Häufige Fehler oder Fallen zu vermeiden

  1. Fehlende proaktive Überwachung: Das Ausschließliche Verlassen auf reaktive Maßnahmen ohne proaktive Überwachung von ICT-Risiken kann zu Selbstzufriedenheit und vernachlässigten Schwachstellen führen.

  2. Unzureichende Dokumentation: Das Fehlen von Dokumentationen für Risikobewertungen, Minderungsstrategien und Vorfallreaktionen kann es erschweren, Compliance mit den DORA-Anforderungen nachzuweisen.

  3. Ausschankrisiken übersehen: Das Ignorieren von Risiken, die mit Drittanbieter-ICT-Dienstleistungen verbunden sind, kann zu erheblichen Betriebsstörungen führen.

  4. Unzureichende Testung und Validierung: Das Nicht regelmäßige Testen von ICT-Risikomanagement-Steuerelementen und Wiederherstellungsplänen kann zu ineffektiven Reaktionen bei tatsächlichen Vorfällen führen.

  5. Schlechte Kommunikation: Das Fehlen von klaren Kommunikationskanälen zwischen verschiedenen Abteilungen kann die effektive Verwaltung von ICT-Risiken behindern.

Wie Matproof hilft

Matproof ist eine Compliance-Management-Plattform, die darauf ausgelegt ist, Finanzinstitute dabei zu unterstützen, ihren DORA-Verpflichtungen gerecht zu werden.
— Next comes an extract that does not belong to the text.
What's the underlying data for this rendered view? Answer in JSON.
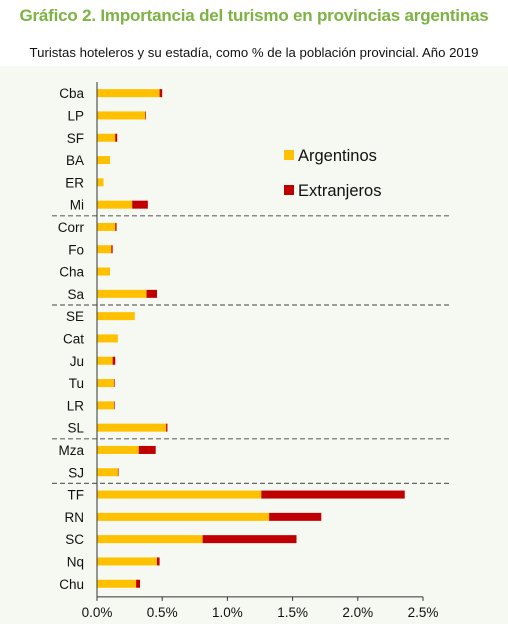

Unsere Plattform bietet eine umfassende Palette von Werkzeugen zur Risikoidentifizierung, -bewertung und -minderung, einschließlich von ICT-Risikomanagement-Steuerelementen. Matproof ermöglicht Instituten das Automatisieren von Datenerfassung und Berichterstattung, um den regulatorischen Anforderungen gerecht zu werden. Darüber hinaus erleichtert unsere Plattform die fortlaufende Überwachung und Verbesserung von ICT-Risikomanagementpraktiken, was Instituten dabei hilft, potenzielle Schwachstellen proaktiv anzugehen und betriebliche Resilienz aufrechtzuerhalten.